Microsoft OneDrive
Connect your Microsoft OneDrive to SurfSense
Microsoft OneDrive OAuth Integration Setup Guide
This guide walks you through setting up a Microsoft OneDrive OAuth integration for SurfSense using Azure App Registration.
Microsoft OneDrive and Microsoft Teams share the same Azure App Registration. If you have already created an app for Teams, you can reuse the same Client ID and Client Secret. Just make sure both redirect URIs are added (see Step 3).
Step 1: Access Azure App Registrations
- Navigate to portal.azure.com
- In the search bar, type "app reg"
- Select "App registrations" from the Services results
Step 2: Create New Registration
- On the App registrations page, click "+ New registration"

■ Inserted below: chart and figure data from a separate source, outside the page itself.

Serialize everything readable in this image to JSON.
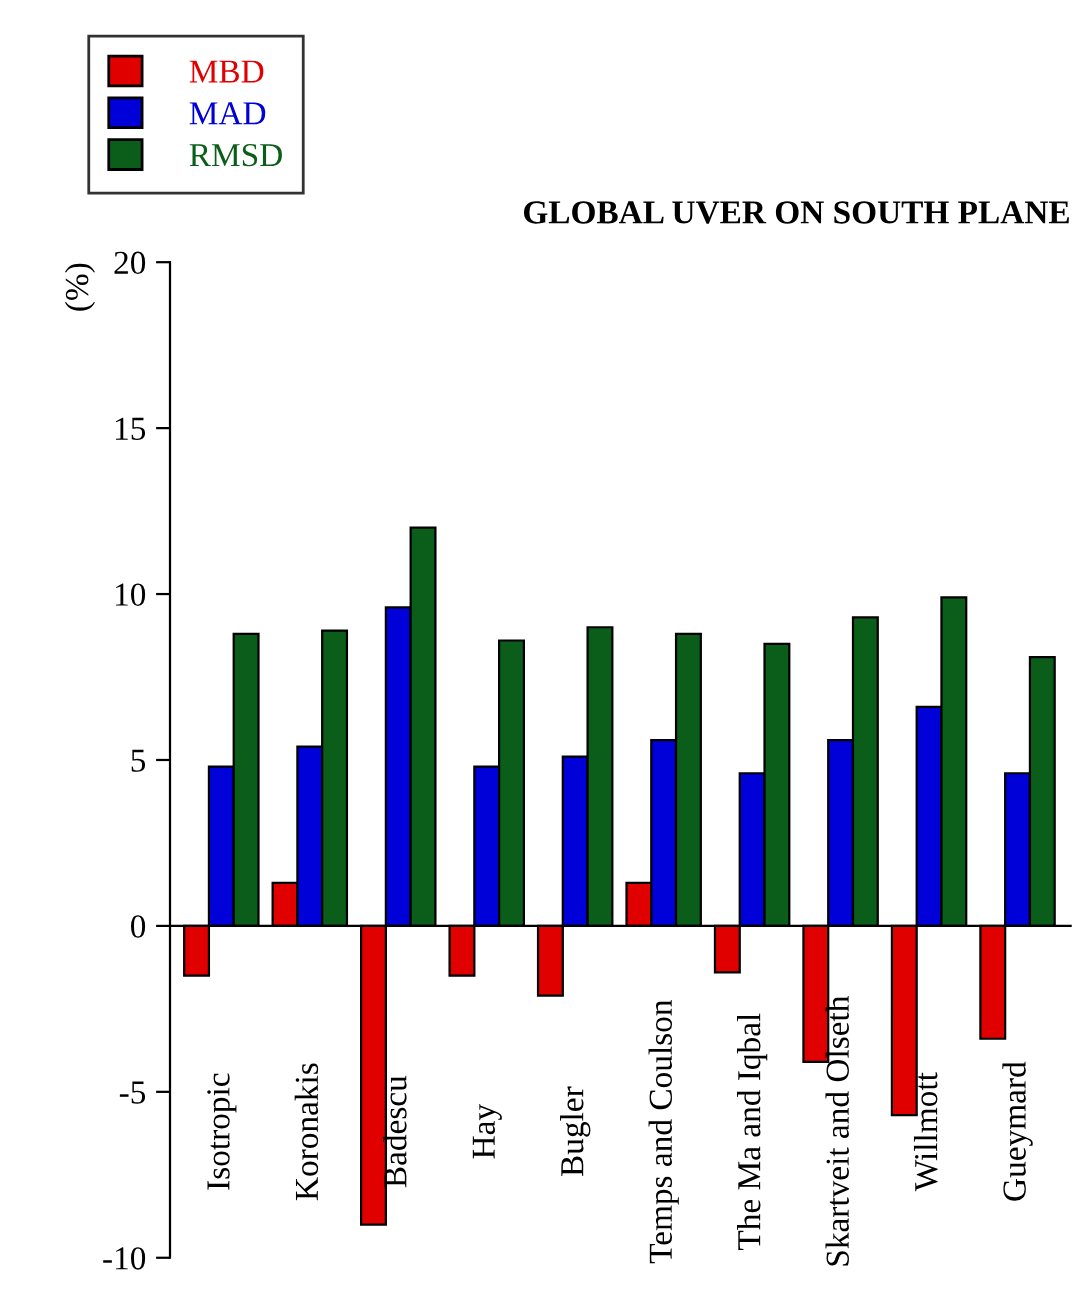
{
  "chart_data": {
    "type": "bar",
    "title": "GLOBAL UVER ON SOUTH PLANE",
    "ylabel": "(%)",
    "categories": [
      "Isotropic",
      "Koronakis",
      "Badescu",
      "Hay",
      "Bugler",
      "Temps and Coulson",
      "The Ma and Iqbal",
      "Skartveit and Olseth",
      "Willmott",
      "Gueymard"
    ],
    "series": [
      {
        "name": "MBD",
        "color": "#e00000",
        "values": [
          -1.5,
          1.3,
          -9.0,
          -1.5,
          -2.1,
          1.3,
          -1.4,
          -4.1,
          -5.7,
          -3.4
        ]
      },
      {
        "name": "MAD",
        "color": "#0000d8",
        "values": [
          4.8,
          5.4,
          9.6,
          4.8,
          5.1,
          5.6,
          4.6,
          5.6,
          6.6,
          4.6
        ]
      },
      {
        "name": "RMSD",
        "color": "#0b5e1a",
        "values": [
          8.8,
          8.9,
          12.0,
          8.6,
          9.0,
          8.8,
          8.5,
          9.3,
          9.9,
          8.1
        ]
      }
    ],
    "ylim": [
      -10,
      20
    ],
    "yticks": [
      -10,
      -5,
      0,
      5,
      10,
      15,
      20
    ],
    "grid": false,
    "legend": "top left"
  }
}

Step 3: Register the Application
Fill in the application details:
| Field | Value |
|---|---|
| Name | SurfSense |
| Supported account types | Select "Accounts in any organizational directory (Any Microsoft Entra ID tenant - Multitenant) and personal Microsoft accounts" |
| Redirect URI | Platform: Web, URI: http://localhost:8000/api/v1/auth/onedrive/connector/callback |
Click "Register"
After registration, add the Teams redirect URI as well (if you plan to use the Teams connector):
- Go to Authentication in the left sidebar
- Under Platform configurations > Web > Redirect URIs, click Add URI
- Add:
http://localhost:8000/api/v1/auth/teams/connector/callback - Click Save
Step 4: Get Application (Client) ID
After registration, you will be taken to the app's Overview page. Here you will find:
- Copy the Application (client) ID - this is your Client ID
- Note the Directory (tenant) ID if needed
Step 5: Create Client Secret
- In the left sidebar under Manage, click "Certificates & secrets"
- Select the "Client secrets" tab
- Click "+ New client secret"
- Enter a description (e.g.,
SurfSense) and select an expiration period - Click "Add"
- Important: Copy the secret Value immediately. It will not be shown again!
Never share your client secret publicly or include it in code repositories.
Step 6: Configure API Permissions
- In the left sidebar under Manage, click "API permissions"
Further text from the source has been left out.